Site 1274 harzburgites display mineralogical and textural characteristics similar to those of Site 1272. In particular, peridotites from both sites have a protogranular texture. The low abundance of residual clinopyroxene and the dark red chromium spinel (that usually corresponds to high chromium numbers, i.e., high degrees of melting) suggest that the harzburgites from Hole 1274A are very depleted, in accordance with geochemical investigations on dredged peridotite samples from the same region (Bonatti et al., 1992; Sobolev et al., 1992a, 1992b; Cannat and Casey, 1995; Cannat et al., 1992; Dick and Kelemen, 1992). Clinopyroxene, locally with magmatic twinning, occurs as an interstitial phase, with or without symplectitic intergrowths of spinel, olivine, and orthopyroxene in both harzburgite and dunite from Sites 1272 and 1274. This texture was described in abyssal peridotite samples by Seyler et al. (2001) and has been interpreted to result from the crystallization of interstitial melt in the residual solid at the end of partial melting. The occurrence of intergranular clinopyroxene along subgrain boundaries in orthopyroxene indicates that the crystallization of the clinopyroxene occurred during or just after orthopyroxene deformation. However, at Site 1274 the interstitial clinopyroxene is more abundant than at Site 1272 and forms better-developed crystals along orthopyroxene grain boundaries and within cracks between orthopyroxene subgrains. Based on the logic of Seyler et al. (2001), we suggest that the amount of crystallized melt was large (>2 vol%) (see discussion in Seyler et al., 2001). Perhaps this is related to the relatively cold thermal regime in the shallow mantle adjacent to the 15°20´ Fracture Zone. An alternative is that a genetically unrelated melt could have impregnated the peridotite during upwelling. A third hypothesis calls for partial melt accumulation at the top of the melting column. Finally, it could be that all or much of the clinopyroxene, together with some associated spinel, was exsolved from high-temperature orthopyroxene during cooling of the harzburgites.

At Site 1274, dunite is not very abundant. However, it is important to note that interstitial clinopyroxene occurs in dunite as well as in harzburgite and the contacts between harzburgite and dunite are gradational.

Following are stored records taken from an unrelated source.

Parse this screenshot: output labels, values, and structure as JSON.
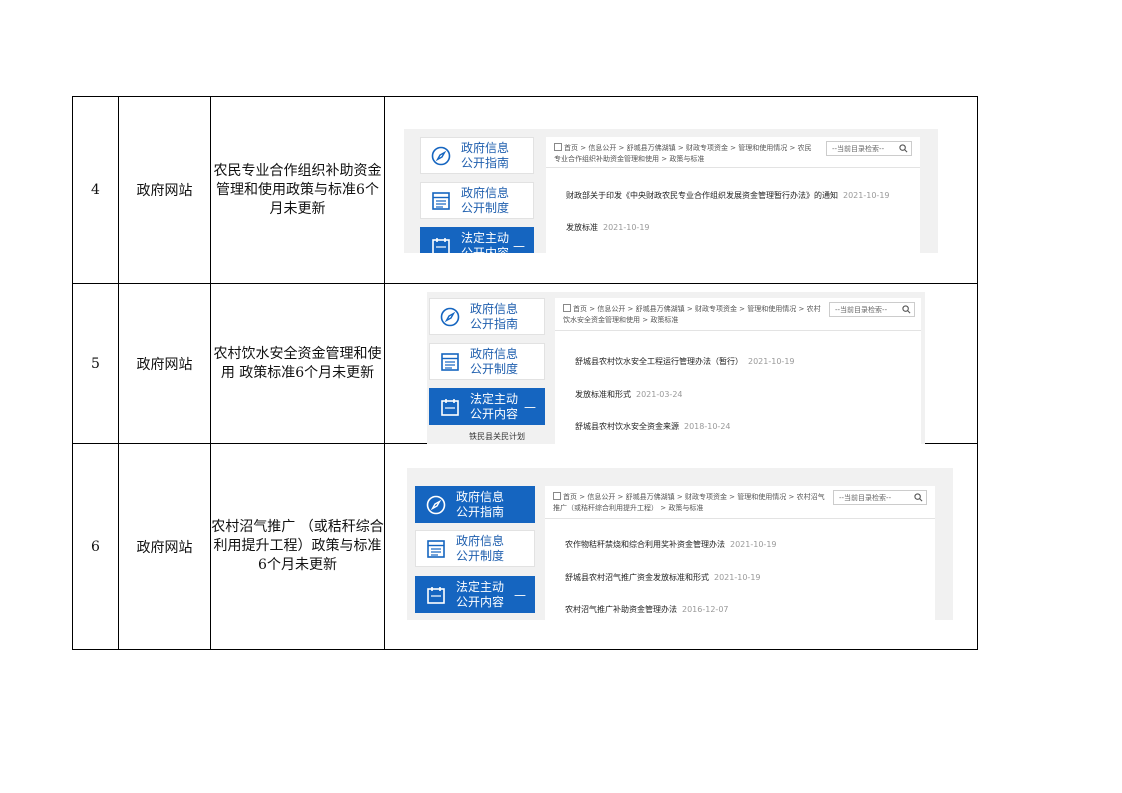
{
  "nav": {
    "btn1_label": "政府信息\n公开指南",
    "btn2_label": "政府信息\n公开制度",
    "btn3_label": "法定主动\n公开内容",
    "btn3_toggle": "—",
    "subnav_cut": "铁民县关民计划"
  },
  "search_placeholder": "--当前目录检索--",
  "rows": [
    {
      "num": "4",
      "type": "政府网站",
      "desc": "农民专业合作组织补助资金管理和使用政策与标准6个月未更新",
      "crumb": "首页 > 信息公开 > 舒城县万佛湖镇 > 财政专项资金 > 管理和使用情况 > 农民专业合作组织补助资金管理和使用 > 政策与标准",
      "items": [
        {
          "title": "财政部关于印发《中央财政农民专业合作组织发展资金管理暂行办法》的通知",
          "date": "2021-10-19"
        },
        {
          "title": "发放标准",
          "date": "2021-10-19"
        }
      ]
    },
    {
      "num": "5",
      "type": "政府网站",
      "desc": "农村饮水安全资金管理和使用 政策标准6个月未更新",
      "crumb": "首页 > 信息公开 > 舒城县万佛湖镇 > 财政专项资金 > 管理和使用情况 > 农村饮水安全资金管理和使用 > 政策标准",
      "items": [
        {
          "title": "舒城县农村饮水安全工程运行管理办法（暂行）",
          "date": "2021-10-19"
        },
        {
          "title": "发放标准和形式",
          "date": "2021-03-24"
        },
        {
          "title": "舒城县农村饮水安全资金来源",
          "date": "2018-10-24"
        }
      ]
    },
    {
      "num": "6",
      "type": "政府网站",
      "desc": "农村沼气推广 （或秸秆综合利用提升工程）政策与标准6个月未更新",
      "crumb": "首页 > 信息公开 > 舒城县万佛湖镇 > 财政专项资金 > 管理和使用情况 > 农村沼气推广（或秸秆综合利用提升工程） > 政策与标准",
      "items": [
        {
          "title": "农作物秸秆禁烧和综合利用奖补资金管理办法",
          "date": "2021-10-19"
        },
        {
          "title": "舒城县农村沼气推广资金发放标准和形式",
          "date": "2021-10-19"
        },
        {
          "title": "农村沼气推广补助资金管理办法",
          "date": "2016-12-07"
        }
      ]
    }
  ]
}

Possibly, the dunite is a simple residue of melting, formed by more extensive melt extraction compared to the harzburgite. Orthopyroxene in dunite, with or without spinel-clinopyroxene symplectites, could also be relics of dissolved or reacted orthopyroxene, suggesting the formation of dunite by dissolution of orthopyroxene from harzburgite.